A prova da intervenção
Como era esperado, o ministro Celso de Mello observou a máxima de Louis Brandeis, integrante da Suprema Corte norte-americana no início do século XX, segundo a qual “o melhor detergente é a luz do Sol”. Nesta sexta-feira, 22, o decano do Supremo Tribunal Federal divulgou praticamente na íntegra o vídeo da reunião ministerial ocorrida há exatamente um mês, em 22 de abril, apontado pelo ex-ministro Sergio Moro como uma das provas da tentativa de interferência do presidente Jair Bolsonaro na Polícia Federal.
O vídeo (assista aqui) faz desmoronar como um castelo de cartas os argumentos esgrimidos por Bolsonaro nas últimas semanas sobre o encontro e mostra que o presidente da República agiu sem constrangimento para fazer valer sua vontade de intervir na PF. O presidente insiste que jamais quis interferir na corporação e que seus rompantes exibidos durante a reunião ministerial tinham como alvo o general Augusto Heleno, ministro-chefe do Gabinete de Segurança Institucional, por revelar temores pela sua segurança pessoal – uma responsabilidade do ministro militar.

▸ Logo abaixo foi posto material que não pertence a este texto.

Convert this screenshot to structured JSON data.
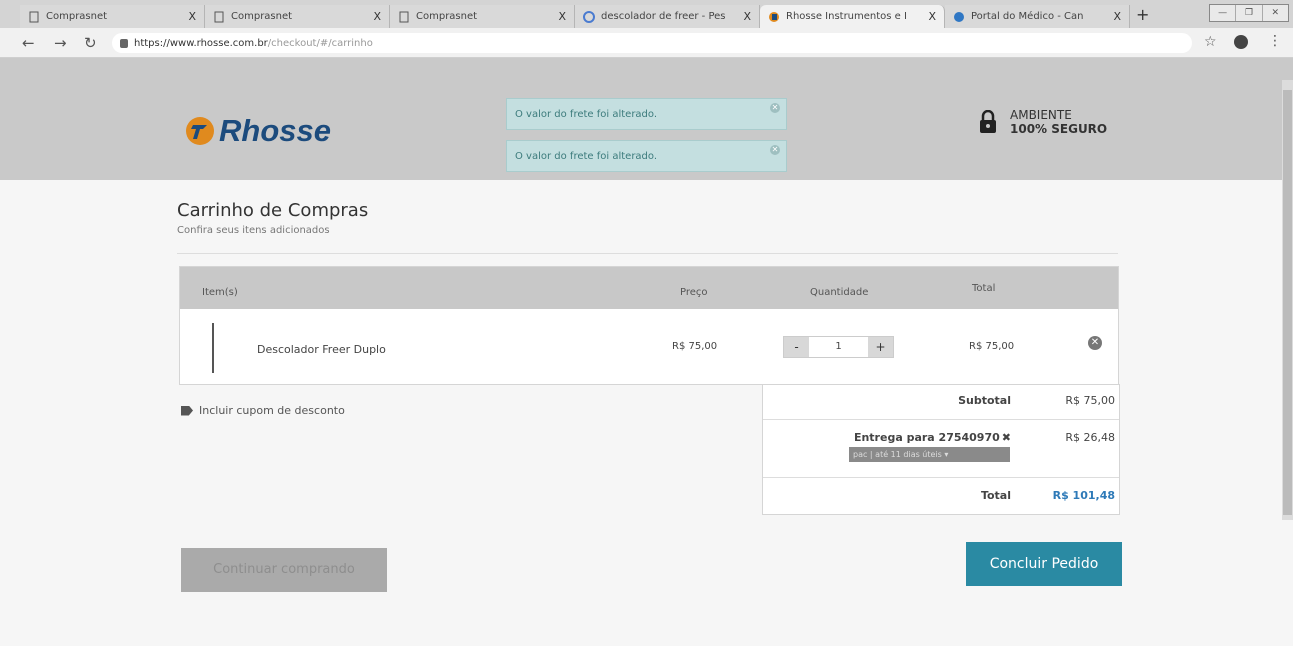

O contexto de sua fala, no entanto, deixa claro que as frases “Por isso, vou interferir. Ponto final. Não é ameaça. Não é extrapolação da minha parte. É uma verdade” e “Já tentei trocar gente da segurança nossa no Rio de Janeiro oficialmente e não consegui. Isso acabou. Eu não vou esperar foder minha família toda de sacanagem, ou amigo meu, porque eu não posso trocar alguém da segurança na ponta da linha que pertence à estrutura” fazem óbvia referência à tentativa de ingerência nos expedientes da PF com o único propósito de proteger a si mesmo e a seus familiares. Dado importante e ainda mais revelador das intenções do presidente: no vídeo, ao falar em “interferir”, Bolsonaro olha em direção a Sergio Moro. Como revelou Crusoé há duas semanas e o próprio presidente reconheceu em entrevista na noite desta sexta, em frente ao Palácio da Alvorada, por trás do interesse específico dele na superintendência da PF do Rio, estava o desejo de se livrar das investidas do governador do Rio, Wilson Witzel.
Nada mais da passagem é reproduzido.